While brick and mortar is The Makers Keep’s strength, they had to make ends meet. The trio built a website, loaded thousands of products, shipped orders, and delivered locally.

“We started to feature 10 different items every day and promote them for sale. We were getting income in the door. But people wanted to see all of our products. The push came from our customers. They loved seeing our products online and it was very convenient for them. So many places had closed, but people still wanted to buy gifts for family and friends.

Seeing the initial success of online shopping, Petryshyn relaunched a more user-friendly platform in November 2020. Currently, the option to purchase online accounts for 25% of in-store sales. Using online orders, Petryshyn has shipped products across Canada from British Columbia to Nova Scotia and to the Northwest Territories.

“I’m glad we had the push to do it. It has certainly helped to increase our audience. It’s incredible. We can continue to grow despite all the difficulties.

Saltwater Bay Boutique, a retailer of women’s clothing, accessories, shoes, jewelry and gifts, was another storefront hit just as hard by the public health measures. The brick and mortar operation opened in 2019 with an online website added.

“But our customers weren’t using it that much. They wanted to try stuff. They would pre-buy online and then come to the store and buy it from there, ”said Heather Landals, founder of the store.

The initial investment paid off. As the 2020 lockdown closed most non-essential stores and curbside service resumed, Saltwater’s online sales have increased. Currently, sales have increased 300% since the start of the pandemic, with shipments to British Columbia, Ontario, the Northwest Territories, the Yukon and the United States.

“We wouldn’t have survived the second shutdown if we hadn’t had online sales. ”

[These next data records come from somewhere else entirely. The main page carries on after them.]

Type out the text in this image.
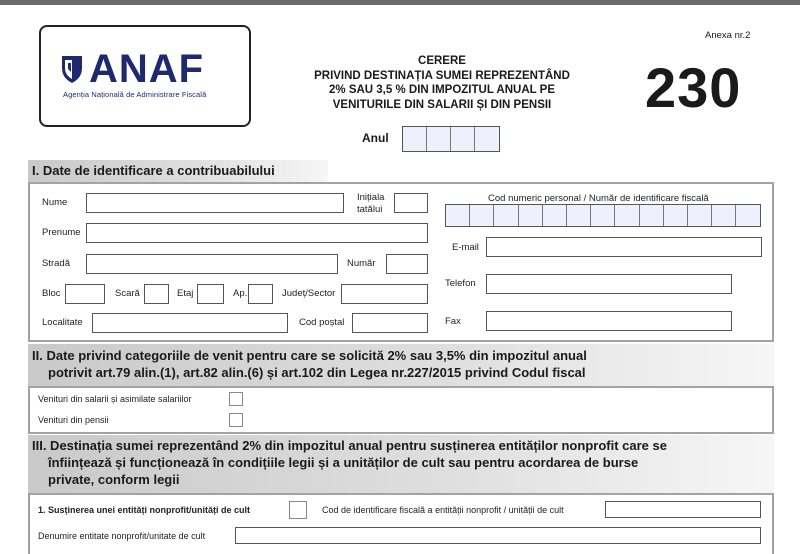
ANAF
Agenția Națională de Administrare Fiscală
CERERE
PRIVIND DESTINAȚIA SUMEI REPREZENTÂND
2% SAU 3,5 % DIN IMPOZITUL ANUAL PE
VENITURILE DIN SALARII ȘI DIN PENSII
Anexa nr.2
230
Anul
I. Date de identificare a contribuabilului
Nume	Inițiala
tatălui
Prenume
Stradă	Număr
Bloc	Scară	Etaj	Ap.	Județ/Sector
Localitate	Cod poștal
Cod numeric personal / Număr de identificare fiscală
E-mail
Telefon
Fax
II. Date privind categoriile de venit pentru care se solicită 2% sau 3,5% din impozitul anual
potrivit art.79 alin.(1), art.82 alin.(6) și art.102 din Legea nr.227/2015 privind Codul fiscal
Venituri din salarii și asimilate salariilor
Venituri din pensii
III. Destinația sumei reprezentând 2% din impozitul anual pentru susținerea entităților nonprofit care se
înființează și funcționează în condițiile legii și a unităților de cult sau pentru acordarea de burse
private, conform legii
1. Susținerea unei entități nonprofit/unități de cult	Cod de identificare fiscală a entității nonprofit / unității de cult
Denumire entitate nonprofit/unitate de cult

Landals attributes the success to the store’s new website.

“We have rebuilt it so that it can compare to bigger chains. And we’ve spent more money on social media marketing because that’s where online sales are.

An online presence has given consumers the ability to purchase unique gifts typically offered by small independent businesses during the pandemic. Petryshyn and Landals don’t believe people’s habits will change after the pandemic. Consumers will continue to shop online at their convenience 24 hours a day.

But as Landals pointed out, “People always want to visit the staff. They want to talk, visit and touch the product.